Cities have skeletons in their closets. In a democratic society with free exchange of information, a town’s dark secrets emerge.
That is one way of looking at a controversy in Pendleton over a statue of a renowned, or notorious, madam who ran a brothel on the town’s Main Street until 1953. Pendleton’s Underground Tour unsealed the Cozy Rooms in 1990. The organization also rediscovered the location of Chinese shops and dens underneath the sidewalks.
But for some Pendletonians it has been a step too far to erect a statue of Stella Darby. They have expressed themselves in our sister newspaper The East Oregonian.

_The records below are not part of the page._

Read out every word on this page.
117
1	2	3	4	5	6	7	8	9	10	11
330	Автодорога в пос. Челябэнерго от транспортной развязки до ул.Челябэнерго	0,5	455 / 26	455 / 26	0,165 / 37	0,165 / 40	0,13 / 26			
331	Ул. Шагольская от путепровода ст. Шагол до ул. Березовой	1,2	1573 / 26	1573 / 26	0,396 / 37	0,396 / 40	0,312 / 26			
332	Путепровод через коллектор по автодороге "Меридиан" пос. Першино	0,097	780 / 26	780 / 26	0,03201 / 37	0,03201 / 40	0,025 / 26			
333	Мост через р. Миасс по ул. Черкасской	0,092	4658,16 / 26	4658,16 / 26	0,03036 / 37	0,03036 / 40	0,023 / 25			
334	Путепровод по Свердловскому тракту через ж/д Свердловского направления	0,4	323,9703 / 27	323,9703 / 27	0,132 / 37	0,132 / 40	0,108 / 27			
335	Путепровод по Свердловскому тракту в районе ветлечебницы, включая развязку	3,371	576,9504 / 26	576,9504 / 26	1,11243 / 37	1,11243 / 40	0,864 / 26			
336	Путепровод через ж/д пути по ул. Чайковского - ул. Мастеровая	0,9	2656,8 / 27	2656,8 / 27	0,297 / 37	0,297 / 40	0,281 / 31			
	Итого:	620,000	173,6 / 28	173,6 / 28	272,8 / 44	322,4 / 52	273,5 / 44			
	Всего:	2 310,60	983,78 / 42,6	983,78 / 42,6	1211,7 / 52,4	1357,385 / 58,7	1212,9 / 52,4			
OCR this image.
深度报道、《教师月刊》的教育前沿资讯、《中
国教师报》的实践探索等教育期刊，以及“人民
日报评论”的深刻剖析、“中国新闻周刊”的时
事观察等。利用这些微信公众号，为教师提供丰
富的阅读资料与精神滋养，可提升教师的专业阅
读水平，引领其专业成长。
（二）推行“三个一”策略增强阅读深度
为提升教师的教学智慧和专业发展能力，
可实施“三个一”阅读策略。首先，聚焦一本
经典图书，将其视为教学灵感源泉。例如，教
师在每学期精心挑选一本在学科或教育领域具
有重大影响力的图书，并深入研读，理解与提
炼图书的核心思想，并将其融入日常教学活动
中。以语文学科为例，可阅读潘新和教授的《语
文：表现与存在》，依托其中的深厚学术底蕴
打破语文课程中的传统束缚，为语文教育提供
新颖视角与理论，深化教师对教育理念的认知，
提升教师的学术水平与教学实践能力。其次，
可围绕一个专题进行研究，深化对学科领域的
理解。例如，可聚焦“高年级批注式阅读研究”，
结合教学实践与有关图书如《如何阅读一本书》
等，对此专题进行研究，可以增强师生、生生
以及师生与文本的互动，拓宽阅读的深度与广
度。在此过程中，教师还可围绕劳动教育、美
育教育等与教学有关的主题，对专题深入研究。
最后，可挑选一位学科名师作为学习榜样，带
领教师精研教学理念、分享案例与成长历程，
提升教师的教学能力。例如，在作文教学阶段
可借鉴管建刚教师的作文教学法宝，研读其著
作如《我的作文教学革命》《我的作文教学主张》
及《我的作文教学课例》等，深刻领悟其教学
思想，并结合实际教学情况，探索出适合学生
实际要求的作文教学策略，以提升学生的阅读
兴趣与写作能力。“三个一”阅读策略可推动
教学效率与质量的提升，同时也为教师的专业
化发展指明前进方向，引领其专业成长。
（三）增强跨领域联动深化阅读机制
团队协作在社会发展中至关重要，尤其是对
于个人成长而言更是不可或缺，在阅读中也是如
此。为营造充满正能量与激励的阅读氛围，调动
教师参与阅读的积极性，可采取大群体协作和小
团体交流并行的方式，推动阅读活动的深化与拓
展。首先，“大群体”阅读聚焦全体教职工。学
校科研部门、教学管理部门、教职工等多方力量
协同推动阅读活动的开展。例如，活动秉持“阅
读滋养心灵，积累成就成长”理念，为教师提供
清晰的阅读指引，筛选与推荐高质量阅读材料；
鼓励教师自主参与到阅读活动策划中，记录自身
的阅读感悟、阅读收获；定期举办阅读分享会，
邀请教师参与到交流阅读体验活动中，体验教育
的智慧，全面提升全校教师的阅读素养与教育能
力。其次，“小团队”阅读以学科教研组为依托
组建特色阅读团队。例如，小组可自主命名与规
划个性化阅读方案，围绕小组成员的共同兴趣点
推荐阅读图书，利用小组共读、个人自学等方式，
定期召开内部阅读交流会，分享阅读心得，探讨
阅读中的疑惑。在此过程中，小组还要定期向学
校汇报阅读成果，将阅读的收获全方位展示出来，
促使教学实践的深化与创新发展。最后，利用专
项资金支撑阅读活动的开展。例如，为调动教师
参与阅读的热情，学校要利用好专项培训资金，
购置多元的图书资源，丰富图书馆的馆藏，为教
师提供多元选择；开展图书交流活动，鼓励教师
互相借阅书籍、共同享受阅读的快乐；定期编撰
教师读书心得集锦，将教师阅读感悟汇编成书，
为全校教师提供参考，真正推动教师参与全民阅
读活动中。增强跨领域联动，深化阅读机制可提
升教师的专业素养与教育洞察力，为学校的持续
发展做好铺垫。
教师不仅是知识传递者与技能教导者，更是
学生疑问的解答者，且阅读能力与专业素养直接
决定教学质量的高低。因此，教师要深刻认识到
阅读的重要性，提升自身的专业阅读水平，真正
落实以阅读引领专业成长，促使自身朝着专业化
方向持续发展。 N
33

It is a rare small town that embarks on an statuary project as ambitious as Pendleton’s. Its Arts Commission has unveiled statues of an Indian woman, Esther Motanic, Indian cowboy Jackson Sundown and black cowboy George Fletcher. Next up will be a statue of the town’s legendary football coach, Don Requa.
One of the most cogent responses to those who have urged shelving some of these statues was penned by Pendletonian Andrew Picken. He wrote: “History is messy. And when we acknowledge our complex past, we set the table for understanding and progress.”
Picken added: “The statues’ detractors would prefer that others were memorialized, or no one at all. We could ignore history or sanitize it — pretend that nothing was complicated, everything used to work. ... Doing so guarantees disappointment with the real, messy world we live in.”
Here in Astoria the Garden of Surging Waves is a commendable effort to mark a now invisible element in early Astoria’s life. It honors the Chinese who were here in considerable numbers in the early 20th century until the Exclusion Acts sent them home.
If you read Cumtux, the Clatsop County Historical Society’s quarterly, you know there were bustling brothels on Astoria’s waterfront. The building that housed one of them is extant, at the corner of Eighth and Astor streets. It was known as the Douglas Hotel. In a separate location, the madam Anna Bay, operated the Richmond Hotel. Bay is profiled in Astorians: Eccentric and Extraordinary.
The composer Giuseppi Verdi ignited a certain amount of alarm when he put a courtesan (prostitute) onstage in his opera La Traviata. The opera’s central character is modeled on a real woman, Marie Duplessis, about whom a lot is known.
Putting a “fallen woman” in the spotlight was Verdi’s way of expressing his own love for all humanity.
It is true that history is messy. It is also rife with contradiction. We are the richer for acknowledging the details of that messiness.